Der Kaiserpinguin ist ca.100 cm groß wiegt bis zu 50 kg und wird bis zu 20 Jahre alt. Er lebt in dem Packeisgürtel um den antarktischen Kontinent. Der Kaiserpinguin ist der größte von allen Pinguinarten. Sein Verwandter ist der Königspinguin. Im alter von 3-6 Jahren brüten die Kaiserpinguine erstmals. Sie brüten
nicht im Sommer sondern im kalten Winter. Sie wandern manchmal hunderte von kilometern zum Festland weil sie nicht auf dem im Sommer schmilzendem Eis brüten können. Anfang April beginnt die Paarungszeit, im Mai oder Juni beginnen sie mit der Brut. Das einzige und weiße Ei wiegt ca. 450 g. Die Weibchen
verlassen die Brutkolonie nach dem sie das Ei ihrem Partner abgegeben haben.

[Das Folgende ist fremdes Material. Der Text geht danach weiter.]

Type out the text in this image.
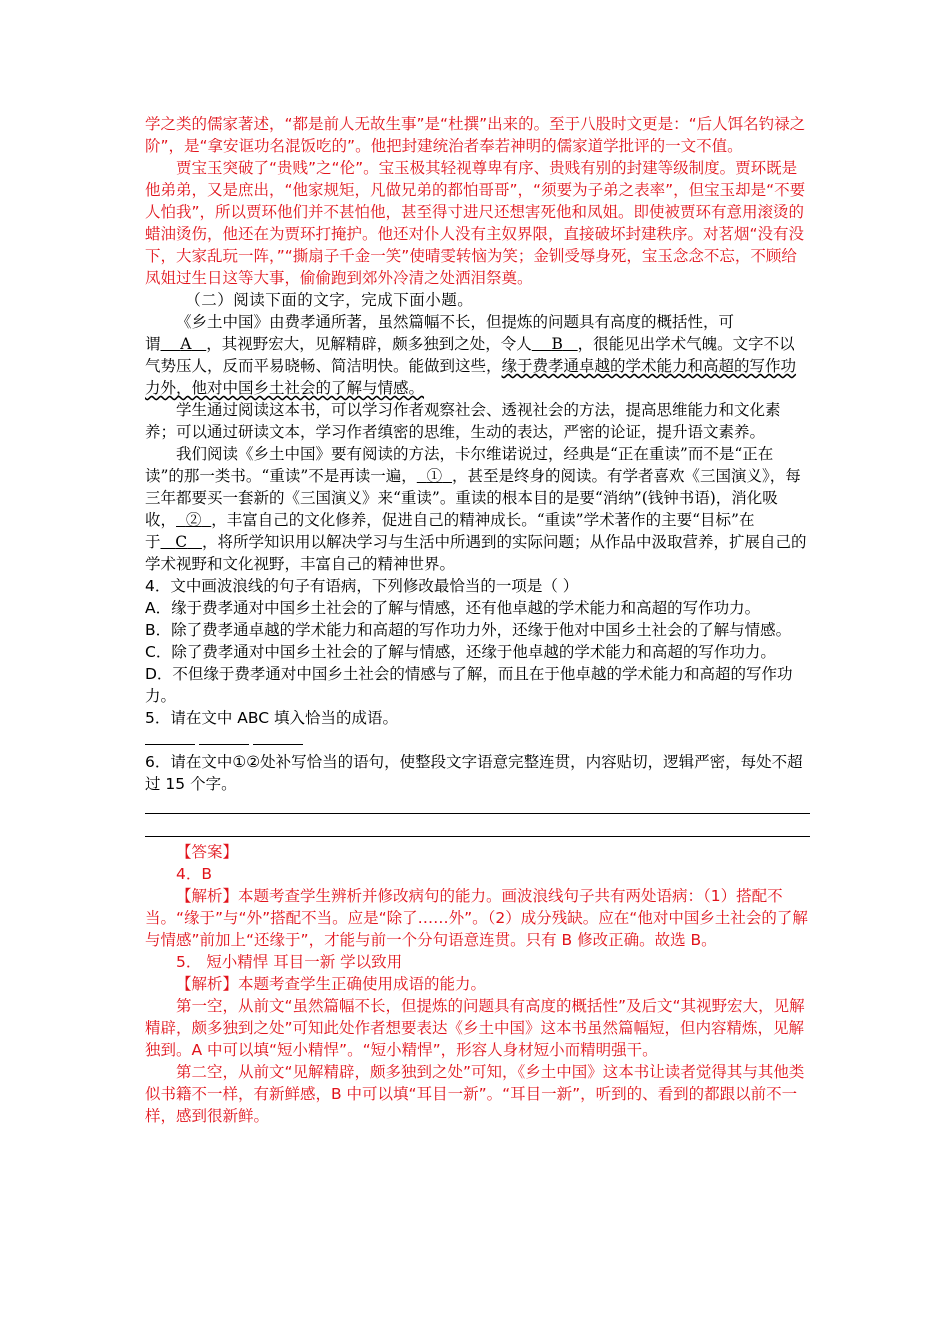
学之类的儒家著述，“都是前人无故生事”是“杜撰”出来的。至于八股时文更是：“后人饵名钓禄之阶”，是“拿安诓功名混饭吃的”。他把封建统治者奉若神明的儒家道学批评的一文不值。

贾宝玉突破了“贵贱”之“伦”。宝玉极其轻视尊卑有序、贵贱有别的封建等级制度。贾环既是他弟弟，又是庶出，“他家规矩，凡做兄弟的都怕哥哥”，“须要为子弟之表率”，但宝玉却是“不要人怕我”，所以贾环他们并不甚怕他，甚至得寸进尺还想害死他和凤姐。即使被贾环有意用滚烫的蜡油烫伤，他还在为贾环打掩护。他还对仆人没有主奴界限，直接破坏封建秩序。对茗烟“没有没下，大家乱玩一阵，”“撕扇子千金一笑”使晴雯转恼为笑；金钏受辱身死，宝玉念念不忘，不顾给凤姐过生日这等大事，偷偷跑到郊外冷清之处洒泪祭奠。

（二）阅读下面的文字，完成下面小题。

《乡土中国》由费孝通所著，虽然篇幅不长，但提炼的问题具有高度的概括性，可谓 A ，其视野宏大，见解精辟，颇多独到之处，令人 B ，很能见出学术气魄。文字不以气势压人，反而平易晓畅、简洁明快。能做到这些，缘于费孝通卓越的学术能力和高超的写作功力外，他对中国乡土社会的了解与情感。

学生通过阅读这本书，可以学习作者观察社会、透视社会的方法，提高思维能力和文化素养；可以通过研读文本，学习作者缜密的思维，生动的表达，严密的论证，提升语文素养。

我们阅读《乡土中国》要有阅读的方法，卡尔维诺说过，经典是“正在重读”而不是“正在读”的那一类书。“重读”不是再读一遍， ① ，甚至是终身的阅读。有学者喜欢《三国演义》，每三年都要买一套新的《三国演义》来“重读”。重读的根本目的是要“消纳”(钱钟书语)，消化吸收， ② ，丰富自己的文化修养，促进自己的精神成长。“重读”学术著作的主要“目标”在于 C ，将所学知识用以解决学习与生活中所遇到的实际问题；从作品中汲取营养，扩展自己的学术视野和文化视野，丰富自己的精神世界。

4．文中画波浪线的句子有语病，下列修改最恰当的一项是（ ）

A．缘于费孝通对中国乡土社会的了解与情感，还有他卓越的学术能力和高超的写作功力。

B．除了费孝通卓越的学术能力和高超的写作功力外，还缘于他对中国乡土社会的了解与情感。

C．除了费孝通对中国乡土社会的了解与情感，还缘于他卓越的学术能力和高超的写作功力。

D．不但缘于费孝通对中国乡土社会的情感与了解，而且在于他卓越的学术能力和高超的写作功力。

5．请在文中 ABC 填入恰当的成语。

6．请在文中①②处补写恰当的语句，使整段文字语意完整连贯，内容贴切，逻辑严密，每处不超过 15 个字。

【答案】

4．B

【解析】本题考查学生辨析并修改病句的能力。画波浪线句子共有两处语病：（1）搭配不当。“缘于”与“外”搭配不当。应是“除了……外”。（2）成分残缺。应在“他对中国乡土社会的了解与情感”前加上“还缘于”，才能与前一个分句语意连贯。只有 B 修改正确。故选 B。

5． 短小精悍 耳目一新 学以致用

【解析】本题考查学生正确使用成语的能力。

第一空，从前文“虽然篇幅不长，但提炼的问题具有高度的概括性”及后文“其视野宏大，见解精辟，颇多独到之处”可知此处作者想要表达《乡土中国》这本书虽然篇幅短，但内容精炼，见解独到。A 中可以填“短小精悍”。“短小精悍”，形容人身材短小而精明强干。

第二空，从前文“见解精辟，颇多独到之处”可知，《乡土中国》这本书让读者觉得其与其他类似书籍不一样，有新鲜感，B 中可以填“耳目一新”。“耳目一新”，听到的、看到的都跟以前不一样，感到很新鲜。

Und fressen sich dort Speck an, und sammeln die Erste Nahrung für ihre Jungen. Die Männchen Verlieren in der Brutzeit ein drittel ihres Gewichtes. Damit sie nicht erfrieren drängen sich alle zusammen, und damit die außen nicht weniger von der Wärme abbekommen wechseln sie
immer die Positionen. Mitte Juli schlüpfen die
kleinen Küken bleiben aber immer noch in der warmen Bauchtasche. Einige Stunden nach dem Schlüpfen machen die Kleinen ihre Augen auf. Das Männchen ist trotz seines Gewicht Verlustes noch in der Lage dem Küken eine Milch Ähnliche Substanz als erste Mahlzeit zu geben. Einige Tage später kommen die Weibchen, mit ca. 3 kg vor verdautem Fisch aus dem Meer zurück. Der vor verdaute Fisch ist die erste richtige Mahlzeit die das Küken bekommt. Das Männchen ist nun an der Reihe seinen Vorrat an Speck aufzufüllen. Im alter von 5 Wochen beginnen die kleinen sich in einer Art Kindergarten zusammeln. Nach etwa 6 Monaten Verlassen die Küken die Kolonie und werden erst zu ihrem Geburtsort zurück kehren wenn sie selber brüten.